During Carolyn’s pregnancy, Jones often visited the Moores’ home. Around her parents, he acted attentive and concerned for Carolyn’s well-being, and everyone survived the ambiguity and tension of the visits. Once they even dined out at a restaurant together. Carolyn, not at all depressed at the prospect of giving birth, anticipated the event as might any expectant mother. She seemed to enjoy the time with her parents, who bent over backwards not to appear judgmental.
In January 1975, Carolyn gave birth to a dark-haired boy who was named Jim Jon but called Kimo. So the child would be legitimate, Mike Prokes, at the request of Jones, went through the formality of marrying Carolyn and giving the child his surname. Yet on the paternal side of the family tree listed in Kimo’s baby book, Carolyn made only two entries—Lynetta Jones as grandmother, “Carolyn” as father.
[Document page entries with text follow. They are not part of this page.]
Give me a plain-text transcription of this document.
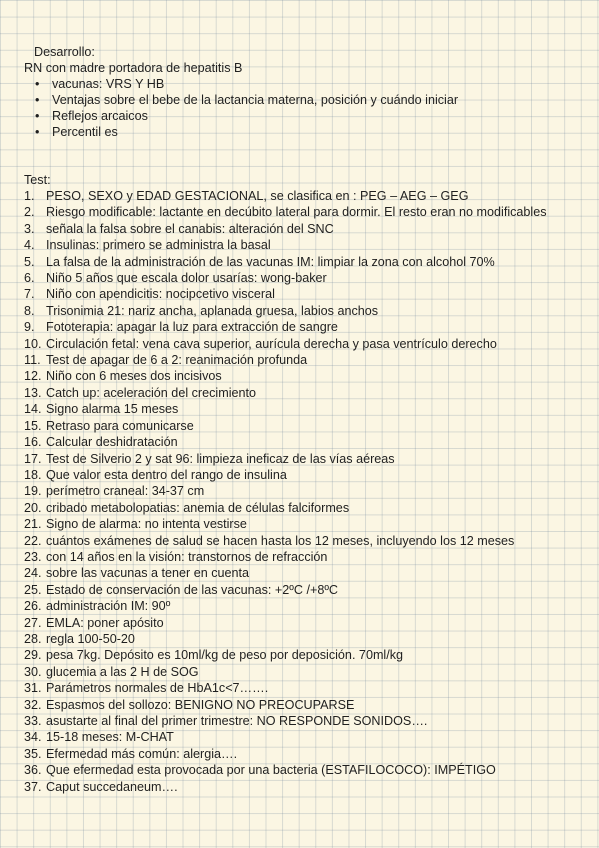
Desarrollo:
RN con madre portadora de hepatitis B
• vacunas: VRS Y HB
• Ventajas sobre el bebe de la lactancia materna, posición y cuándo iniciar
• Reflejos arcaicos
• Percentil es
Test:
1. PESO, SEXO y EDAD GESTACIONAL, se clasifica en : PEG – AEG – GEG
2. Riesgo modificable: lactante en decúbito lateral para dormir. El resto eran no modificables
3. señala la falsa sobre el canabis: alteración del SNC
4. Insulinas: primero se administra la basal
5. La falsa de la administración de las vacunas IM: limpiar la zona con alcohol 70%
6. Niño 5 años que escala dolor usarías: wong-baker
7. Niño con apendicitis: nocipcetivo visceral
8. Trisonimia 21: nariz ancha, aplanada gruesa, labios anchos
9. Fototerapia: apagar la luz para extracción de sangre
10. Circulación fetal: vena cava superior, aurícula derecha y pasa ventrículo derecho
11. Test de apagar de 6 a 2: reanimación profunda
12. Niño con 6 meses dos incisivos
13. Catch up: aceleración del crecimiento
14. Signo alarma 15 meses
15. Retraso para comunicarse
16. Calcular deshidratación
17. Test de Silverio 2 y sat 96: limpieza ineficaz de las vías aéreas
18. Que valor esta dentro del rango de insulina
19. perímetro craneal: 34-37 cm
20. cribado metabolopatias: anemia de células falciformes
21. Signo de alarma: no intenta vestirse
22. cuántos exámenes de salud se hacen hasta los 12 meses, incluyendo los 12 meses
23. con 14 años en la visión: transtornos de refracción
24. sobre las vacunas a tener en cuenta
25. Estado de conservación de las vacunas: +2ºC /+8ºC
26. administración IM: 90º
27. EMLA: poner apósito
28. regla 100-50-20
29. pesa 7kg. Depósito es 10ml/kg de peso por deposición. 70ml/kg
30. glucemia a las 2 H de SOG
31. Parámetros normales de HbA1c<7…….
32. Espasmos del sollozo: BENIGNO NO PREOCUPARSE
33. asustarte al final del primer trimestre: NO RESPONDE SONIDOS….
34. 15-18 meses: M-CHAT
35. Efermedad más común: alergia….
36. Que efermedad esta provocada por una bacteria (ESTAFILOCOCO): IMPÉTIGO
37. Caput succedaneum….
In the church, it became common knowledge that Jones was Kimo Prokes’s father. In fact, in order to explain his contradictory action of allowing a pregnancy, Jones claimed that it happened accidentally while he was teaching Carolyn how to use her body if she got in a jam on a secret mission. Kimo—and John Stoen—became extensions of the Jones family.
TWENTY
Training Young Minds
At 7:30 A.M. sharp, Esther would stand at the door to the boys’ room, crowing, “Time to get up!” With varying degrees of reluctance, Stephan, Jimmy, Jr., and Lew would pry themselves out of bed in the dormitorylike quarters. Breakfast was mandatory. When their bellies were full, they walked out to the road to await the school bus.
Although he had many reasons to enjoy school, Stephan Jones also dreaded it. He may have been the toughest kid in his age group, the guy the girls chased, a fine athlete and a good student, but he wondered whether he was normal. No one ever invi
ted Stephan Jones home after school, nor did he invite them. He did not feel free to make friends with nonchurch members. Like other Temple children, he was conditioned to think that nonmembers disliked black people.
In his early school years, his brothers were among the few non-white students. Although he and Jimmy fought like banshees at home and once in the school cafeteria, Stephan defended his brother when outsiders were involved. In the third grade, he did nothing more than shake in anger when a girl sang a ditty with the stanza, “Ran like a nigger through the woods.” But by the eighth grade, he was taking physical action. He shut a boy’s head in a drawer for calling Jimmy a “nigger,” and he was pelted with rocks and chased home once for sticking up for his brother. And in high school, he and other Temple members would fight back when redneck boys hassled the Temple’s black students.
Throughout school, there was extra pressure on Temple children not only to get good grades but to behave, to properly represent an integrated organization. They were to keep the church secrets and do nothing to call attention to themselves. Despite the guidelines, they managed to lead fairly normal school lives. And even Stephan Jones, with additional pressures and image responsibilities, met the triple standards of school achievement—academics, athletics and leadership.
Temple children, like others, fell in love with athletics, and no amount of sermonizing against the evils of competition could spoil it. Though Jones himself usually stayed away from the school games, Marceline came out to root for her boys as they ran track and played football, baseball and basketball. She was proud and happy for them. The family kept clippings about the athletic achievements of the Jones boys, including those of Tim Tupper, a school chum of Stephan’s adopted by the Jones family and treated as a son.